Peppery Beef and Vegetables

** We make this one all the time.
Recipe from "BH&G New Dieters Cookbook" 
  
Ingredients:
  • 12oz lean boneless beef
  • 4 oz packaged dried linguini (used spaghetti noodles)
  • ½ cup low-sod soy sauce
  • 2 tbsp corn starch
  • 1/2 tsp black pepper
  • 1/8 tsp ground red pepper
  • 1 glove garlic, minced
  • 1 cup fresh or frozen pea pods (we use broccoli)
  • ½ cup chopped green or red peppers (we omit because Joe doesn't like)
  • 1 cup sliced fresh mushrooms
  • 1 tbsp cooking oil
Directions:

1. Cut beef into bite size strips. Set aside.
2. Cook pasta, omit oil and salt. Drain well, keep warm.
3. For sauce – Stir together soy sauce, cornstarch, peppers – black and red, and ½ cup of water.
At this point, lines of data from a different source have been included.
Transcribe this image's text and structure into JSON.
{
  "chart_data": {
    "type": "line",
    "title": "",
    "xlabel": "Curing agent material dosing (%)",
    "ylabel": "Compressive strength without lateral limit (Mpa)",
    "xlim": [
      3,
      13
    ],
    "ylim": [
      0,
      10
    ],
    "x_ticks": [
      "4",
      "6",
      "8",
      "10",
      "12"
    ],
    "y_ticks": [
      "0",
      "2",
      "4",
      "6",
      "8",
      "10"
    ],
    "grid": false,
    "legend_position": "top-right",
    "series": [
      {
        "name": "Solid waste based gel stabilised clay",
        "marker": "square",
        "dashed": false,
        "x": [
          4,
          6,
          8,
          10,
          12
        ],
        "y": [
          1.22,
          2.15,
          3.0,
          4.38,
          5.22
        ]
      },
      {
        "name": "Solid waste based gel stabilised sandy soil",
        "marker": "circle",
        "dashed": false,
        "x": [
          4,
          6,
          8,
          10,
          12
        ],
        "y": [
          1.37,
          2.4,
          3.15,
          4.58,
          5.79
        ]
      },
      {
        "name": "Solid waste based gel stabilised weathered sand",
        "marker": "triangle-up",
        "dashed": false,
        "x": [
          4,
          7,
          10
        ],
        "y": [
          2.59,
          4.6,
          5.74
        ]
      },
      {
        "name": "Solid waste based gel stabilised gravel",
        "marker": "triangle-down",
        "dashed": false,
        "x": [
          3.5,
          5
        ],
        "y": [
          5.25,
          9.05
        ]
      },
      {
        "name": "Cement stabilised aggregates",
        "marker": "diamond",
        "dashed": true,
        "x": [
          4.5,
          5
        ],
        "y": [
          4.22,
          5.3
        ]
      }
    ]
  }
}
Set aside.
4. Spray wok. Preheat over med-high heat. Add garlic, cook for 30 sec. Add pea pos and red/green peppers – cook for 1 minute. Add mushrooms – cook for 1-2 minutes more or until vegetables are crisp-tender. Remove veg from wok.
5. Add oil to wok. Stir-fry beef in hot oil for 3 minutes or until done. Push beef aside, pour sauce into center of wok. Cook and stir until bubbled and thickened. Return vegetables and cook for 2 more minutes. Toss with pasta.